Often, drawing tools on computer screens suck, especially on the tiny computer screens we’re starting to use more often (“cell phones”, “tablets”). But computers are coming with better and better cameras, printing on paper remains high-quality and relatively cheap, and there are a wide variety of tools available for drawing and otherwise making images on paper — pens, markers, pencils, erasers, rulers, compasses, paintbrushes, paint, ink, and so on. Furthermore, it’s easier and easier for a computer to recognize barcodes and things like that on photographed or scanned paper, which allows it to precisely coregister things drawn on preprinted paper, both spatially and in colorspace.
There’s a web site called Fontifier where you print out a template with a box for each letter, draw letters in all the boxes, then scan in the template and upload it to their web site. The website converts the uploaded scan into a TrueType font and sells it to you.

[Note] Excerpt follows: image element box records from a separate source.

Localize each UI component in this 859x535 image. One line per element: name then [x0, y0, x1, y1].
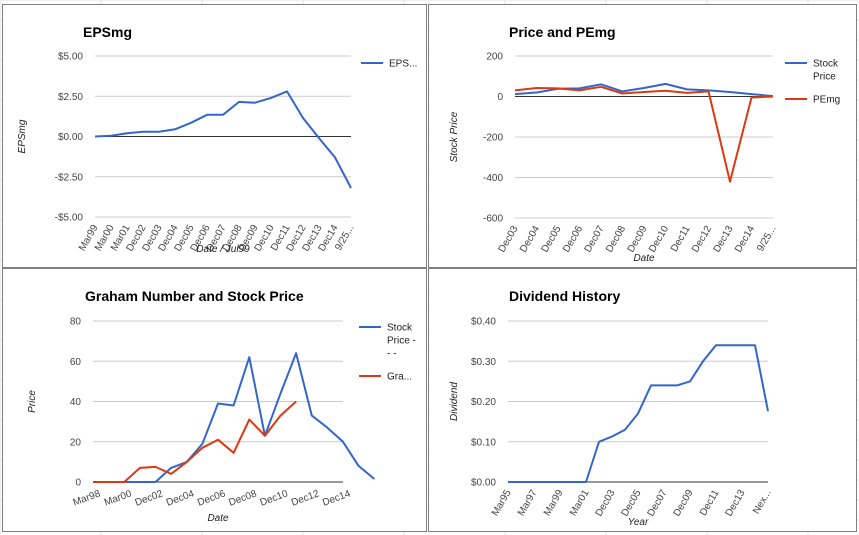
- eps-legend-label-0: EPS...: [389, 59, 417, 70]
- graham-x-tick-label: Dec08: [227, 488, 258, 508]
- div-x-tick-label: Mar97: [516, 488, 540, 518]
- price-pe-chart: Price and PEmg 200 0 -200 -400 -600Dec03Dec04…: [449, 24, 840, 264]
- pe-x-tick-label: Dec07: [583, 224, 607, 255]
- graham-x-tick-label: Dec10: [259, 488, 290, 508]
- pe-x-tick-label: Dec06: [561, 224, 585, 255]
- graham-x-tick-label: Dec14: [321, 488, 352, 508]
- dividend-chart: Dividend History $0.40 $0.30 $0.20 $0.10 $0.0…: [449, 288, 774, 528]
- graham-y-tick-label: 60: [70, 357, 82, 368]
- div-x-tick-label: Dec07: [646, 488, 670, 519]
- pe-series-line-0: [514, 82, 774, 98]
- eps-chart-panel[interactable]: EPSmg $5.00 $2.50 $0.00 -$2.50 -$5.00 Mar99 Mar…: [2, 4, 427, 268]
- eps-y-tick-label: $5.00: [58, 52, 83, 63]
- graham-legend-label-1: Gra...: [387, 372, 412, 383]
- div-y-tick-label: $0.30: [471, 357, 496, 368]
- dividend-chart-panel[interactable]: Dividend History $0.40 $0.30 $0.20 $0.10 $0.0…: [428, 268, 857, 532]
- pe-y-tick-label: 200: [486, 52, 503, 63]
- graham-series-line-1: [93, 400, 297, 483]
- div-x-tick-label: Mar95: [490, 488, 514, 518]
- div-x-tick-label: Mar01: [568, 488, 592, 518]
- div-x-tick-label: Dec09: [672, 488, 696, 519]
- graham-x-tick-label: Dec06: [196, 488, 227, 508]
- pe-x-tick-label: Dec09: [626, 224, 650, 255]
- div-x-tick-label: Dec03: [594, 488, 618, 519]
- div-y-tick-label: $0.20: [471, 397, 496, 408]
- graham-series-line-0: [93, 352, 375, 483]
- pe-x-tick-label: Dec10: [647, 224, 671, 255]
- div-x-tick-label: Dec11: [698, 488, 722, 518]
- graham-y-tick-label: 80: [70, 317, 82, 328]
- graham-y-tick-label: 0: [75, 478, 81, 489]
- pe-chart-title: Price and PEmg: [509, 24, 616, 40]
- graham-chart: Graham Number and Stock Price806040200Ma…: [27, 288, 416, 524]
- pe-y-tick-label: -200: [483, 133, 503, 144]
- eps-x-axis-label: Date / Jul99: [196, 244, 250, 255]
- div-chart-title: Dividend History: [509, 288, 620, 304]
- div-x-tick-label: Dec13: [724, 488, 748, 519]
- eps-y-tick-label: -$2.50: [55, 172, 84, 183]
- graham-x-tick-label: Mar00: [103, 488, 134, 508]
- pe-y-tick-label: -600: [483, 214, 503, 225]
- eps-y-tick-label: $0.00: [58, 132, 83, 143]
- div-x-tick-label: Mar99: [542, 488, 566, 518]
- eps-chart-title: EPSmg: [83, 24, 132, 40]
- eps-chart: EPSmg$5.00$2.50$0.00-$2.50-$5.00Mar99Mar…: [17, 24, 417, 255]
- graham-legend-label-0: Stock Price -- -: [387, 323, 416, 360]
- pe-x-axis-label: Date: [633, 253, 655, 264]
- eps-y-axis-label: EPSmg: [17, 119, 28, 153]
- pe-x-tick-label: Dec08: [604, 224, 628, 255]
- price-pe-chart-panel[interactable]: Price and PEmg 200 0 -200 -400 -600 Dec03 Dec04…: [428, 4, 857, 268]
- pe-series-line-1: [514, 85, 774, 183]
- graham-y-tick-label: 40: [70, 397, 82, 408]
- graham-y-tick-label: 20: [70, 437, 82, 448]
- pe-legend-label-0: Stock Price: [813, 59, 839, 83]
- div-x-tick-label: Dec05: [620, 488, 644, 519]
- eps-y-tick-label: -$5.00: [55, 213, 84, 224]
- graham-chart-title: Graham Number and Stock Price: [85, 288, 304, 304]
- pe-x-tick-label: Dec13: [712, 224, 736, 255]
- div-y-tick-label: $0.00: [471, 478, 496, 489]
- pe-y-tick-label: 0: [497, 92, 503, 103]
- pe-legend-label-1: PEmg: [813, 95, 840, 106]
- div-x-tick-label: Nex...: [751, 488, 774, 516]
- div-y-tick-label: $0.40: [471, 317, 496, 328]
- div-series-line-0: [508, 344, 769, 483]
- pe-y-axis-label: Stock Price: [449, 111, 460, 162]
- pe-x-tick-label: Dec03: [497, 224, 521, 255]
- div-x-axis-label: Year: [628, 517, 649, 528]
- graham-chart-panel[interactable]: Graham Number and Stock Price 80 60 40 20 0 Ma…: [2, 268, 427, 532]
- graham-y-axis-label: Price: [27, 390, 38, 413]
- pe-x-tick-label: 9/25...: [755, 224, 778, 254]
- pe-y-tick-label: -400: [483, 173, 503, 184]
- pe-x-tick-label: Dec05: [540, 224, 564, 255]
- graham-x-tick-label: Dec12: [290, 488, 321, 508]
- pe-x-tick-label: Dec12: [690, 224, 714, 255]
- graham-x-axis-label: Date: [207, 513, 229, 524]
- pe-x-tick-label: Dec14: [733, 224, 757, 255]
- eps-series-line-0: [94, 90, 352, 189]
- div-y-axis-label: Dividend: [449, 382, 460, 421]
- graham-x-tick-label: Mar98: [72, 488, 103, 508]
- graham-x-tick-label: Dec04: [165, 488, 196, 508]
- eps-y-tick-label: $2.50: [58, 92, 83, 103]
- pe-x-tick-label: Dec04: [518, 224, 542, 255]
- graham-x-tick-label: Dec02: [134, 488, 165, 508]
- div-y-tick-label: $0.10: [471, 437, 496, 448]
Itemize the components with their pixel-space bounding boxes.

Scantron machines optically detect the positions of pencil marks on preprinted paper slips, used to encode the answers to multiple-choice exams, marking each one correct or incorrect.
Presumably human-readable bureaucratic forms are commonly processed by OCR nowadays.
So, what new possibilities does this modality of interaction offer us?
Most obviously, you could print out a document that needs illustrations with blank pre-sized boxes for the illustrations, illustrate it by hand, then scan or photograph the document to automatically add the illustrations to the document. Barcodes on the paper would orient the illustration-cropping software, and if the printer is colorimetrically calibrated, color calibration patches on the paper can correct for unknown lighting color, camera white balance, and camera focal plane sensitivity.
Additionally, though, if you can print out an image in a single color channel, such as magenta, then you can use it as a reference for another image you draw on top of it in black — whether merely marking points or areas of interest on the underlying image with “X” or “O” or similar marks, marking arbitrary contours, or even drawing an arbitrary overlay image. If grayscale isn’t needed, you can even do this on a monochrome printer by printing the reference image in light gray, then thresholding it away to leave only the human-made black marks.
For example, you could draw accent marks for a font on a preprinted letter glyph to provide reference, places of interest on a map (perhaps with their names or other data such as hours of operation), coloring or shading on an outline drawing, connections on a network diagram, data points on a scatterplot with a preprinted reference graticule.